The suspects gave statements that allowed investigators to recover the body of Dmitry Soshnev, the committee said in a statement. Soshnev, 37, had not been in contact with his family since he left his St. Petersburg home at about 8 a.m. on Friday to go to work, local prosecutors said.

Investigators named the suspects as convicted murderer Vyacheslav Finogenov and Denis Chkhitauri, an Azerbaijani national. According to investigators, the two men arranged to meet Soshnev near garages in St. Petersburg's Frunzensky district on Friday.

Finogenov shot Soshnev with a firearm, before he and Chkhitauri stole 150,000 rubles ($2,850) from the businessman, as well as the ownership documents to his BMW, which they intended to sell for 1 million rubles ($19,000), the Investigative Committee statement said.

Several Russian media outlets have reported that Soshnev had a drug addiction and that the suspects in his murder were his dealers. This information has not been confirmed by investigators.

The St. Petersburg branch of the Investigative Committee said Tuesday that it had launched a murder case following a preliminary investigation into Soshnev's disappearance, but did not reveal how it came to suspect that the factory director had been killed.

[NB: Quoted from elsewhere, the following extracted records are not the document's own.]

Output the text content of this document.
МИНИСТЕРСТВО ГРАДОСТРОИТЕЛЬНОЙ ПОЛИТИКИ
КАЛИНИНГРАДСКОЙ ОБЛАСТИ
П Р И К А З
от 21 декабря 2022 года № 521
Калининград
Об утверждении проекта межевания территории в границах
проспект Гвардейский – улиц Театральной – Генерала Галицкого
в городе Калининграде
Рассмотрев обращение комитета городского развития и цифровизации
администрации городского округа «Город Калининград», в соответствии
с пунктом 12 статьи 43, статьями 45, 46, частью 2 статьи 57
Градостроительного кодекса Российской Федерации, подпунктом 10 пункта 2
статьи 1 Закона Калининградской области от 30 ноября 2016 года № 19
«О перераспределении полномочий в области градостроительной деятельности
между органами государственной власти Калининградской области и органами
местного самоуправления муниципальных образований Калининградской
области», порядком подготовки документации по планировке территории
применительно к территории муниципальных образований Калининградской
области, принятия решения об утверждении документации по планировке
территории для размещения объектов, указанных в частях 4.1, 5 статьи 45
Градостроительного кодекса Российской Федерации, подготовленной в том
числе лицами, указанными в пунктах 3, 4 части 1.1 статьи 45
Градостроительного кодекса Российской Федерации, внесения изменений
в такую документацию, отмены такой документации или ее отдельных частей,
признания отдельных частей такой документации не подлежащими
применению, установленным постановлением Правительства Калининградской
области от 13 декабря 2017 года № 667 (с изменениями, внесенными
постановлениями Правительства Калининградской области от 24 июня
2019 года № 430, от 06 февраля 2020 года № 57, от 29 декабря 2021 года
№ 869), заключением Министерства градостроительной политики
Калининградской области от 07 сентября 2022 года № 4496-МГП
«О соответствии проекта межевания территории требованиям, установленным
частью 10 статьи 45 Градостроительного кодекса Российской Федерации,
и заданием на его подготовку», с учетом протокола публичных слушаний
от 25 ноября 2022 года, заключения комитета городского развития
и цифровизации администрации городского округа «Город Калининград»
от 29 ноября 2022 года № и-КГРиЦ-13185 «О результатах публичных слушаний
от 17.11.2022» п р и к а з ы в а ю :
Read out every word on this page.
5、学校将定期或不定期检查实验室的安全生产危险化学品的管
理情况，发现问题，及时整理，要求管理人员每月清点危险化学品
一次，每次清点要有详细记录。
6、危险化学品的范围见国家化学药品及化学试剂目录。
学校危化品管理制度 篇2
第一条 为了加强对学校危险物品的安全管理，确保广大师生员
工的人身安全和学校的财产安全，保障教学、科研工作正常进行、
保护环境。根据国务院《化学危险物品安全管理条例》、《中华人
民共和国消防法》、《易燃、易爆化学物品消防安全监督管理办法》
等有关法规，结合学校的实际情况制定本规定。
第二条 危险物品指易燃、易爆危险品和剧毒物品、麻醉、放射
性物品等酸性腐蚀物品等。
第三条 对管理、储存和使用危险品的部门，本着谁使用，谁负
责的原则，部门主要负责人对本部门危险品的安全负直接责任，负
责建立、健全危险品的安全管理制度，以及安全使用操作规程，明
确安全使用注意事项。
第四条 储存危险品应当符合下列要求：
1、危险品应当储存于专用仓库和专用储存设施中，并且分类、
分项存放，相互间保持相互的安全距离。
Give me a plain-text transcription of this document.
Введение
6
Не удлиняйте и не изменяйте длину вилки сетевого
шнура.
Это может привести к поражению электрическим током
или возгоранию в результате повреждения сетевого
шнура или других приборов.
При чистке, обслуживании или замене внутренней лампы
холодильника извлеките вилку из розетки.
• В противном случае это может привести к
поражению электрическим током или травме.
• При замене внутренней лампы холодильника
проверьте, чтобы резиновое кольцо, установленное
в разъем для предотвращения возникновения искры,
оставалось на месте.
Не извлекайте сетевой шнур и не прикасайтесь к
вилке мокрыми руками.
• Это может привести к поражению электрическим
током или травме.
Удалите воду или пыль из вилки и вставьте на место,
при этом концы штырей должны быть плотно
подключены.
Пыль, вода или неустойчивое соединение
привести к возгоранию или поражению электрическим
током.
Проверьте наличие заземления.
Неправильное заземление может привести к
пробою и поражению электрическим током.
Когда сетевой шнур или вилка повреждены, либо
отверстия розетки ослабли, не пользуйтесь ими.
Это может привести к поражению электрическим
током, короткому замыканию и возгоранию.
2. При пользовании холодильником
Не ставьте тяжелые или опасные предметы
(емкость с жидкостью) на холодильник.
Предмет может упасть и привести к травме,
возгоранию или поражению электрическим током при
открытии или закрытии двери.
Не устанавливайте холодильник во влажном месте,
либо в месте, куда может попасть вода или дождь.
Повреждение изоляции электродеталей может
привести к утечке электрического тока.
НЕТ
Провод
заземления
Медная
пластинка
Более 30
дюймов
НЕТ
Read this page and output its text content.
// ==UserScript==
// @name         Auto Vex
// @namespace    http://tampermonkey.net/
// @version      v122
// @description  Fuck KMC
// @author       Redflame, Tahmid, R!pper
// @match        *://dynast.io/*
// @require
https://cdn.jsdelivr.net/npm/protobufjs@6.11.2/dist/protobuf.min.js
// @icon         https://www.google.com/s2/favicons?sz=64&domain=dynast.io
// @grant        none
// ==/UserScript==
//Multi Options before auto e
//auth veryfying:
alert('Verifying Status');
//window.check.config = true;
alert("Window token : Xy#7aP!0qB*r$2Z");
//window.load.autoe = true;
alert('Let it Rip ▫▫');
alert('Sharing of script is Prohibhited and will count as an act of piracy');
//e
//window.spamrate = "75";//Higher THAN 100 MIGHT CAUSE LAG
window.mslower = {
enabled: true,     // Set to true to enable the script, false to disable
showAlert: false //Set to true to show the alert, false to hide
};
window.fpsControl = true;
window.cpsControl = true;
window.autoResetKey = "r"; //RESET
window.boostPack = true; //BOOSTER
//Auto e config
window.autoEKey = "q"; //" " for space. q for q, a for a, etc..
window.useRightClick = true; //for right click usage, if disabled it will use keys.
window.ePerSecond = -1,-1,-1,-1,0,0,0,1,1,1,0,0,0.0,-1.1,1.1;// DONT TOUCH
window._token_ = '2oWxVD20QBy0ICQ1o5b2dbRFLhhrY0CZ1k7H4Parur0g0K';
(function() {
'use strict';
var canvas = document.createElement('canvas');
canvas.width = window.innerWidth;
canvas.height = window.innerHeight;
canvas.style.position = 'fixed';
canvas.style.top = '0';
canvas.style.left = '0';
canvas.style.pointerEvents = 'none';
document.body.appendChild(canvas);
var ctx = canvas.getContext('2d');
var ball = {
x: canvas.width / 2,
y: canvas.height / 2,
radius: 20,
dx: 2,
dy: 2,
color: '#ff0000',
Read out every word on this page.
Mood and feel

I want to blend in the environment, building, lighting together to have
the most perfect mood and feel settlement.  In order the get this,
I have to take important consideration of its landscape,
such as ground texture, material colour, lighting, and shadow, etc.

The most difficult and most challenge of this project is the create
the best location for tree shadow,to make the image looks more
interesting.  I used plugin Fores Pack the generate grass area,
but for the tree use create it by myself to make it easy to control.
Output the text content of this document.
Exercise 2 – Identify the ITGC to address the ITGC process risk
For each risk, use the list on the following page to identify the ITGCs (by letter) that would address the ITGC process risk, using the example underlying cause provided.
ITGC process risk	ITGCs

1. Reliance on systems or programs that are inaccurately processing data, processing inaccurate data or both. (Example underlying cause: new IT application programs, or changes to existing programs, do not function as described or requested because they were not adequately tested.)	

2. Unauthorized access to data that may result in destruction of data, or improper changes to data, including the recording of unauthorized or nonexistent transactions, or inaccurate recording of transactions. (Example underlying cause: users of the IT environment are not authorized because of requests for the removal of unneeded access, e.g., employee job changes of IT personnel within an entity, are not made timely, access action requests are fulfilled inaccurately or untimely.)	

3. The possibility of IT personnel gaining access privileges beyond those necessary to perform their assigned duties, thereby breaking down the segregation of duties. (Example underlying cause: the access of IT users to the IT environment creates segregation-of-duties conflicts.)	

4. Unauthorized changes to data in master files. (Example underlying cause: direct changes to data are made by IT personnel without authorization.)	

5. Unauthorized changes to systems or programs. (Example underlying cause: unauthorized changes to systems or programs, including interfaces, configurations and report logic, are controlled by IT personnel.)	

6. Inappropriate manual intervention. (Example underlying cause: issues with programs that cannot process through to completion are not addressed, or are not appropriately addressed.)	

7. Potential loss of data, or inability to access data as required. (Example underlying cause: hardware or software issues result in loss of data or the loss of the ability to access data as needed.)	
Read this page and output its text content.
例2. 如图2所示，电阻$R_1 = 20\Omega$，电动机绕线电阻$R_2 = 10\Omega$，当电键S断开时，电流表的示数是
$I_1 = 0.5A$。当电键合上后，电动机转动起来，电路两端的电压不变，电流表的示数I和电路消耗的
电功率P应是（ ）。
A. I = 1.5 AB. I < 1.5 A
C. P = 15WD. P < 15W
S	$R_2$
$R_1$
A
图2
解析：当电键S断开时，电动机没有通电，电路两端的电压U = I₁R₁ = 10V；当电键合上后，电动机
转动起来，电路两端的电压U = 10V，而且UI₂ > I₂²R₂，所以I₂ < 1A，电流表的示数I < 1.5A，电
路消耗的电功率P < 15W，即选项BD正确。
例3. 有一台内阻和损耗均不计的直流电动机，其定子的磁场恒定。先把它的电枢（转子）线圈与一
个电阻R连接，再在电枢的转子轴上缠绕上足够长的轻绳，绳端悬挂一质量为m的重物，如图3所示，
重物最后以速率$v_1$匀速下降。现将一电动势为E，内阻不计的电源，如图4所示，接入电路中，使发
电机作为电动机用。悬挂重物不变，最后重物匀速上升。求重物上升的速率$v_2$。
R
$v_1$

Soshnev is not the first manager of a foreign company's Russian assets to go missing.

In December 2012, Yakov Fominykh, Hitachi's business development director in Russia, was last seen leaving the Moscow traffic police department. Fominykh's body was recovered the next day on the side of a rural road in the Tver region.

In October, a man was sentenced to nine years in prison over Fominykh's abduction and death, the Rosbalt news agency reported.